In turn, companies have been forced to rethink and implement a digital strategy or risk being left behind. This includes mobile network operators (MNOs) who are under pressure to respond to rapidly changing market dynamics, including the move to multi-play, the imminent rollout of 5G networks, and the increasing use of artificial intelligence in the customer journey.
However, even with average data usage expected to grow five-fold by 2020, only 60% of UK mobile operators describe their digital transformation programmes as in progress, in the early stages or not started.
Traditional telcos are in direct competition with challenger digital service providers such as Google, Apple, Facebook and Amazon, which threaten their business model. These companies have successfully rolled out disruptive digital strategies, such as virtualising an entire industry, shunning the need for assets and physical infrastructure. Telcos must therefore ensure that innovation stands at the forefront of all their research and development efforts.
From a commercial standpoint, failing to keep up can also have an impact on a telco’s bottom line. McKinsey & Company research states that telcos with advanced digital capabilities boast a profit margin of 43%, compared to 21% for competitors with a less developed offering.
A recent white paper by IMImobile and Ovum, titled ‘Orchestrating the omnichannel customer experience’, highlights the need for UK telcos to identify and address capability gaps in their organisational competence and technology platforms, if they are to maintain optimal relationships with their customers in the long-term.
Considering that digital channels are being used increasingly by consumers as the norm in their daily lives, including messaging based communications, entertainment, shopping and financial management, the aim is to work towards integrating these digital channels in order to provide a seamless, personalised experience for the end user is key. The ability to use whatever interaction channel they want across the customer journey, with a consistent experience. Currently, legacy processes and systems are impacting the ability to close the loop on better levels of customer experience and engagement.
In order to successfully deploy an omnichannel customer experience platform, telcos must commit to providing a unified view of customer interaction that extends across all of their departments and data systems. If we consider that the consumer is demanding increasing levels of efficiency and convenience from their smart devices to manage their lives, orchestration serves the purpose of faster delivery of services, information and the avoidance of customer journey fragmentation.

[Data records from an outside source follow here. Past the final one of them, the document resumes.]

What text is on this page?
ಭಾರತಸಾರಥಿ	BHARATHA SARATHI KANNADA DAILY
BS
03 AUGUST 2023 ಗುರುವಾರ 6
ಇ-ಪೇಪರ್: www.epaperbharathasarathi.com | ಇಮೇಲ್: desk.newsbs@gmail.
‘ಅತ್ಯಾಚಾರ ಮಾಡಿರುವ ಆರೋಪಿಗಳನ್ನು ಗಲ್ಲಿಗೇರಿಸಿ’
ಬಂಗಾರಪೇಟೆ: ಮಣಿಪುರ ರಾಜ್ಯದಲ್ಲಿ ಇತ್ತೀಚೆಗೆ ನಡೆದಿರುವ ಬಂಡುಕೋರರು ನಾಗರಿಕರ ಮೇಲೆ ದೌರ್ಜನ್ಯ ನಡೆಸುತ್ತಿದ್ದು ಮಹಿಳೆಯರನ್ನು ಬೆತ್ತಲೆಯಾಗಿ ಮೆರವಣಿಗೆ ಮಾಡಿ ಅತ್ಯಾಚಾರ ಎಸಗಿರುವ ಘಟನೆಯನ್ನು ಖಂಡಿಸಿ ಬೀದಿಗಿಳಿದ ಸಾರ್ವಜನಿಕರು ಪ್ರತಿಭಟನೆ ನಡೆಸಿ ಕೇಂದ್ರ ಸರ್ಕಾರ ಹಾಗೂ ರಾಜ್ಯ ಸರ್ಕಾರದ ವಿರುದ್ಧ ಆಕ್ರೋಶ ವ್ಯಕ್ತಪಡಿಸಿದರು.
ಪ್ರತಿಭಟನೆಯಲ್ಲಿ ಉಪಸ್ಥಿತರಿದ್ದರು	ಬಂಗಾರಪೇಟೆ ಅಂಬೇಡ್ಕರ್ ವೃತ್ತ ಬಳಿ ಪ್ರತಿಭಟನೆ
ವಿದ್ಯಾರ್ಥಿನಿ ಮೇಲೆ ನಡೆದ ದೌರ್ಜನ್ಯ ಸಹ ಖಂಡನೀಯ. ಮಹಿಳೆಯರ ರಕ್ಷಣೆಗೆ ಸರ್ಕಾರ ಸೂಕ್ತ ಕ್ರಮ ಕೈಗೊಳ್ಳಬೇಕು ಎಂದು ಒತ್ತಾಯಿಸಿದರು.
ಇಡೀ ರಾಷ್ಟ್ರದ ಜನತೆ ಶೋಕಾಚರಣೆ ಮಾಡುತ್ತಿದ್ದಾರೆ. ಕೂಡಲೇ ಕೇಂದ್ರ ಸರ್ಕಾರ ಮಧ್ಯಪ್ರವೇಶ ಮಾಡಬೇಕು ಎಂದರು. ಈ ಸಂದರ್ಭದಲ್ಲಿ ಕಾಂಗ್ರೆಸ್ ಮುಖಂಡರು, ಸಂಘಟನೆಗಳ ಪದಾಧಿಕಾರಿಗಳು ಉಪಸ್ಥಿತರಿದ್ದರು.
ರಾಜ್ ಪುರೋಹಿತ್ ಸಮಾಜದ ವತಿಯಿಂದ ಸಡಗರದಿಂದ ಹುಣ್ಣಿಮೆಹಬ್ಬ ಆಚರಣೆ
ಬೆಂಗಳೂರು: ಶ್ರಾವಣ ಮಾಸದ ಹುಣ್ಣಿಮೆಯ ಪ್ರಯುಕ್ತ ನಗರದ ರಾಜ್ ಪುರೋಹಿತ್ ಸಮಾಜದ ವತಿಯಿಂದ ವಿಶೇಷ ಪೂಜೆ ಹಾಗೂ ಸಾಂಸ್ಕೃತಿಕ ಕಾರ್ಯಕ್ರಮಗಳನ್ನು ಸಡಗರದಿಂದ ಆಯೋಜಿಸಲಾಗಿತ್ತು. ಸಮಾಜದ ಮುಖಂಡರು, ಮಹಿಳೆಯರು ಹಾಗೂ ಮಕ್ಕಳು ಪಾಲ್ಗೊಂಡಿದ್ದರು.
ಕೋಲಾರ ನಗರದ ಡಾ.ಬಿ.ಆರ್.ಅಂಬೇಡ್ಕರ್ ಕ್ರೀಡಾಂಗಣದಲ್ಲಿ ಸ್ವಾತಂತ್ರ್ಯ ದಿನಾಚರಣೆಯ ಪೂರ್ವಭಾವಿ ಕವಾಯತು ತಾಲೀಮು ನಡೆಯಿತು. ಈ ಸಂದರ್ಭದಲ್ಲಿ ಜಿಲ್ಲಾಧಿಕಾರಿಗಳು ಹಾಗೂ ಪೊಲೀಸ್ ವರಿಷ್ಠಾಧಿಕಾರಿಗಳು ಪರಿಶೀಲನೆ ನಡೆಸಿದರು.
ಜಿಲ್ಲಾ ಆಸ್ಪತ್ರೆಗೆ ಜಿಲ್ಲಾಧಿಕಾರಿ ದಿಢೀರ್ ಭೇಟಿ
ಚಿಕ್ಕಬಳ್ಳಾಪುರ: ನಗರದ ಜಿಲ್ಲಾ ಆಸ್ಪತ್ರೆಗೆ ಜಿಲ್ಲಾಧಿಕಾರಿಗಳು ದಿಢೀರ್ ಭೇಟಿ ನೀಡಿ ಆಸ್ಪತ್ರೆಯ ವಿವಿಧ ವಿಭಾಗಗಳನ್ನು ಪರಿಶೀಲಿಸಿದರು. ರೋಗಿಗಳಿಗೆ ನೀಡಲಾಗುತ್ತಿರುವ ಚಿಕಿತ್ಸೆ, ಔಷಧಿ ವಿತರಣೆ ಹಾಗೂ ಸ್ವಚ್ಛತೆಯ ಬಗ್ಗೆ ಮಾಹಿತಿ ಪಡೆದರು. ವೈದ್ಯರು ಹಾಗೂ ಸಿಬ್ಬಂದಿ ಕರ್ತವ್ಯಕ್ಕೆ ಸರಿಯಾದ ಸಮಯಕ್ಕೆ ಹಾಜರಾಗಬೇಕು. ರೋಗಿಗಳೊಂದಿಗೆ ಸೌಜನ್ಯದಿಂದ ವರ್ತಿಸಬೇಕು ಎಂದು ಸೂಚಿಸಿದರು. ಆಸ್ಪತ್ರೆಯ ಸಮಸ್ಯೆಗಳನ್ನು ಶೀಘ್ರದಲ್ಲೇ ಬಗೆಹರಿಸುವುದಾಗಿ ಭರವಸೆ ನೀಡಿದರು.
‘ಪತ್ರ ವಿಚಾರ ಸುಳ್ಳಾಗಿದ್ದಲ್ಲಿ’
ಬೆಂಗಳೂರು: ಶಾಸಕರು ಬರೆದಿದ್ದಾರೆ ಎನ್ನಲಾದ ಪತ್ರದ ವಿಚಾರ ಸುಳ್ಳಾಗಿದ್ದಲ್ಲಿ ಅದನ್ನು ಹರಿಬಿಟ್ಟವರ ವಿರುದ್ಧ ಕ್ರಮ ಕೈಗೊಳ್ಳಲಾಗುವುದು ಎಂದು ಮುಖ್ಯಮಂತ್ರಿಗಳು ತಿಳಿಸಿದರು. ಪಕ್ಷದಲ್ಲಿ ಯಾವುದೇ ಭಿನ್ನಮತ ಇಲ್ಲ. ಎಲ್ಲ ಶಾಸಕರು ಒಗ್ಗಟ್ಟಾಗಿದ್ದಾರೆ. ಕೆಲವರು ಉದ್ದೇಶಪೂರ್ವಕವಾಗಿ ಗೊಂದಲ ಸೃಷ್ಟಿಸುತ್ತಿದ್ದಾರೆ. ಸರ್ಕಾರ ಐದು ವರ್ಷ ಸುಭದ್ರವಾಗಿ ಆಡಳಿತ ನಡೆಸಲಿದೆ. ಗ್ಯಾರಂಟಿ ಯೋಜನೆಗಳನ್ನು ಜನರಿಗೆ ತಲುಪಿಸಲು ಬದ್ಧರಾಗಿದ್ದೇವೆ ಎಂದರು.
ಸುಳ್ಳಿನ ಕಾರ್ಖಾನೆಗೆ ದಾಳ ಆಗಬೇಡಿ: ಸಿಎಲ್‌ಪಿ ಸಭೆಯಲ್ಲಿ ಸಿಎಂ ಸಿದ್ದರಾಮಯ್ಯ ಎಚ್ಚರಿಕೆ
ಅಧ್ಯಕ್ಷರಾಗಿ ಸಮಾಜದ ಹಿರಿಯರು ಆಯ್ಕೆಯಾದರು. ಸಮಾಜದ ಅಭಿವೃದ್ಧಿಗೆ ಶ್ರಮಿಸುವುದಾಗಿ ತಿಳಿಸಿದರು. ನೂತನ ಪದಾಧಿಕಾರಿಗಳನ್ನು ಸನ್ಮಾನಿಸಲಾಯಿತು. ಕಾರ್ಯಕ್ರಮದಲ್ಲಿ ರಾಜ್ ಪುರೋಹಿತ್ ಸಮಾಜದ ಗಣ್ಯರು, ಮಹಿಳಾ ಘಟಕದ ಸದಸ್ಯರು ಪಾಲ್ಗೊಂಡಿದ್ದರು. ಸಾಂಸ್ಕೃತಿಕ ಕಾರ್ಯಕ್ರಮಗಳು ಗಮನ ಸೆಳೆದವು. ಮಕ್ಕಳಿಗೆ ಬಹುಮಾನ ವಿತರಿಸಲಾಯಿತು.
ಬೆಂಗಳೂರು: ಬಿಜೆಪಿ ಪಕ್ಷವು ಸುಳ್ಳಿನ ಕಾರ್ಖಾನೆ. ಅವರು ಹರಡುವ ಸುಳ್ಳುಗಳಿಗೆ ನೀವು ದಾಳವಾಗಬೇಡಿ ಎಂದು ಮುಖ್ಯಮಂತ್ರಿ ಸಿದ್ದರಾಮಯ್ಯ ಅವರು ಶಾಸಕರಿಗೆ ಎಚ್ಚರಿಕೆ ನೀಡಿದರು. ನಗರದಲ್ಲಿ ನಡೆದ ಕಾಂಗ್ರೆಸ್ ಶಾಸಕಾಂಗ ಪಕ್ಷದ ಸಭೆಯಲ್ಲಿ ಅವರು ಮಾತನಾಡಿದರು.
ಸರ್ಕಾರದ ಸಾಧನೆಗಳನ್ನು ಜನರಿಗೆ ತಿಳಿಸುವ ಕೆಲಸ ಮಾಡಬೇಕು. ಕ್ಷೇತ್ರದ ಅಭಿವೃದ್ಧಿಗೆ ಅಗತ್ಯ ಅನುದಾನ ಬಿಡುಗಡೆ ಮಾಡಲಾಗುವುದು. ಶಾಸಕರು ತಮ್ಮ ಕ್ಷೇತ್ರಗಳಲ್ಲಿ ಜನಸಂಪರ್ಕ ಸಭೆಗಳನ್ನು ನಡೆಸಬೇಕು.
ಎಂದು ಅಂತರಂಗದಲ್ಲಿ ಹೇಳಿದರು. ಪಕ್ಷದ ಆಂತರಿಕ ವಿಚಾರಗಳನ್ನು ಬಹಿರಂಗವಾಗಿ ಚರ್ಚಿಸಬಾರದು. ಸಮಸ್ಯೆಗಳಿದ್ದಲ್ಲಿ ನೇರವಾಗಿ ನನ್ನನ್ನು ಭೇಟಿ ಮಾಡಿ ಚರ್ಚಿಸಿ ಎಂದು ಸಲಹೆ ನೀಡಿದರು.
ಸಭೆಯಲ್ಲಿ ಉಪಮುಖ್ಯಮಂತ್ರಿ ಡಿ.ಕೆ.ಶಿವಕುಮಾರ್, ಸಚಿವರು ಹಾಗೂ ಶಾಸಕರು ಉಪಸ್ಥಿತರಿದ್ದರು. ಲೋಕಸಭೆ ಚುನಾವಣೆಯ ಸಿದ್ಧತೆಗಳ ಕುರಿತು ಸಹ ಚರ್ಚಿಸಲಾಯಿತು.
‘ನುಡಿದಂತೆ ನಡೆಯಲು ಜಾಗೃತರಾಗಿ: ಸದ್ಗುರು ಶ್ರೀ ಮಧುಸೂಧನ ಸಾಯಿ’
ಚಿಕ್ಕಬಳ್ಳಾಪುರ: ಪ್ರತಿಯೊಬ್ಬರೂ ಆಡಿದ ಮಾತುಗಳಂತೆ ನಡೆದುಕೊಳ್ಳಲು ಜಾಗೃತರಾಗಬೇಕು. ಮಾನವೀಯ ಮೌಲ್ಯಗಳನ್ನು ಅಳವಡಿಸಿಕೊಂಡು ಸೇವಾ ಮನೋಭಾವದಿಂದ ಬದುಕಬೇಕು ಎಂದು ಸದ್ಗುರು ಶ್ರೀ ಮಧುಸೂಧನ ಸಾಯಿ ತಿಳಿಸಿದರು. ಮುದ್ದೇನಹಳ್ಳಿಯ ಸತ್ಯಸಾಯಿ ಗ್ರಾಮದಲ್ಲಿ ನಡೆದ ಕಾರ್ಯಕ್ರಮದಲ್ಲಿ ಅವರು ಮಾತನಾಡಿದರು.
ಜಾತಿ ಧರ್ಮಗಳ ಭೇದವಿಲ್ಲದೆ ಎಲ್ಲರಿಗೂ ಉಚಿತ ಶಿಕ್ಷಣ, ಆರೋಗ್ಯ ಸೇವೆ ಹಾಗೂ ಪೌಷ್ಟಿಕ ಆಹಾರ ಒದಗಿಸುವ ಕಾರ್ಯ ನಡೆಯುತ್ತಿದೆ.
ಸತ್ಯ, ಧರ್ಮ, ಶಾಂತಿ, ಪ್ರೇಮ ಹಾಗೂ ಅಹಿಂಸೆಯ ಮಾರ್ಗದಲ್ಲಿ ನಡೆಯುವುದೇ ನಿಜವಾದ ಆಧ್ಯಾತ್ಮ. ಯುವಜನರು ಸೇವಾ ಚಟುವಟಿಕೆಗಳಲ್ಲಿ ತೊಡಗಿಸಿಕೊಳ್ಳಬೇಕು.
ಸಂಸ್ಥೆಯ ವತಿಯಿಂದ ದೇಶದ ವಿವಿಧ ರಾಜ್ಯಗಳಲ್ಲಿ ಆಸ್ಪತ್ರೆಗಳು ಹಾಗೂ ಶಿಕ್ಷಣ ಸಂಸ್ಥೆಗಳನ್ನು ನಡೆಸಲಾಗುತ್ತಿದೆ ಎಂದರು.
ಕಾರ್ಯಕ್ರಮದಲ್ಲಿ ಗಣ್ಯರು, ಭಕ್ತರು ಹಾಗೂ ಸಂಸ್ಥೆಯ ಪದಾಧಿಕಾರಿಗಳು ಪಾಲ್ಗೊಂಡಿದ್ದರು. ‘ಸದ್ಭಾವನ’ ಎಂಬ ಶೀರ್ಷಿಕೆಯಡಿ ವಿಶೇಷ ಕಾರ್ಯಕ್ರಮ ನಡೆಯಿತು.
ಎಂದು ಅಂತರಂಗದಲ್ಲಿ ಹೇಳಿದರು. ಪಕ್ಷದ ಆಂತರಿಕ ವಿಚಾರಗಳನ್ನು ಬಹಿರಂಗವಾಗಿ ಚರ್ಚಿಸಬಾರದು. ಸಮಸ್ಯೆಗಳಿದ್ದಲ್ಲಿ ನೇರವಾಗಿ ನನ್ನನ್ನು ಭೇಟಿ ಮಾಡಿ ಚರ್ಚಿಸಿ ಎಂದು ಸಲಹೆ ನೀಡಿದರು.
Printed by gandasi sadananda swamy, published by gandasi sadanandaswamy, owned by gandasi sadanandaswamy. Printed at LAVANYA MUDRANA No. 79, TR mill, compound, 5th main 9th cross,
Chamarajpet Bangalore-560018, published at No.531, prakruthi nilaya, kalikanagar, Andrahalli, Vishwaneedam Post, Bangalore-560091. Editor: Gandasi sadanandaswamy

This fragmentation is no better demonstrated than in the contact centre where often consumers are past from agent to agent, based on the type of query they have, starting the customer journey afresh each time. This is a poor customer experience and has to change.
Personalisation is a key element of the digital transformation trend. However, there exists a trust deficiency between the consumer and a business when it comes to the sharing of information. According to research by Deloitte, only 20 per cent of consumers are happy for their personal information to be used by businesses in order to offer them more personalisation. Telcos must provide reassurance that appropriate measures are in place for the secure transmission of data and the new GDPR (Genral Data Protection Regulation) directives coming into place in 2018, means orchestration of the customer journey based on clear data and trigger points must be clearly mapped.
In summary, the capability gaps are four-fold and should be seen as areas of opportunity, or indeed key objectives, for telcos: identifying trigger points based on micro-persona recognition, omnichannel orchestration with increasing degrees of automation, continuous service adaptation, and protection of the customer’s data. Delivering on this strategy can ensure that telcos take back their critical role at the heart of customer interaction and thrive in the connected economy of the future. The key success factor for telcos is creating a platform approach to digital, that’s the common denominator for companies such as Amazon and Apple.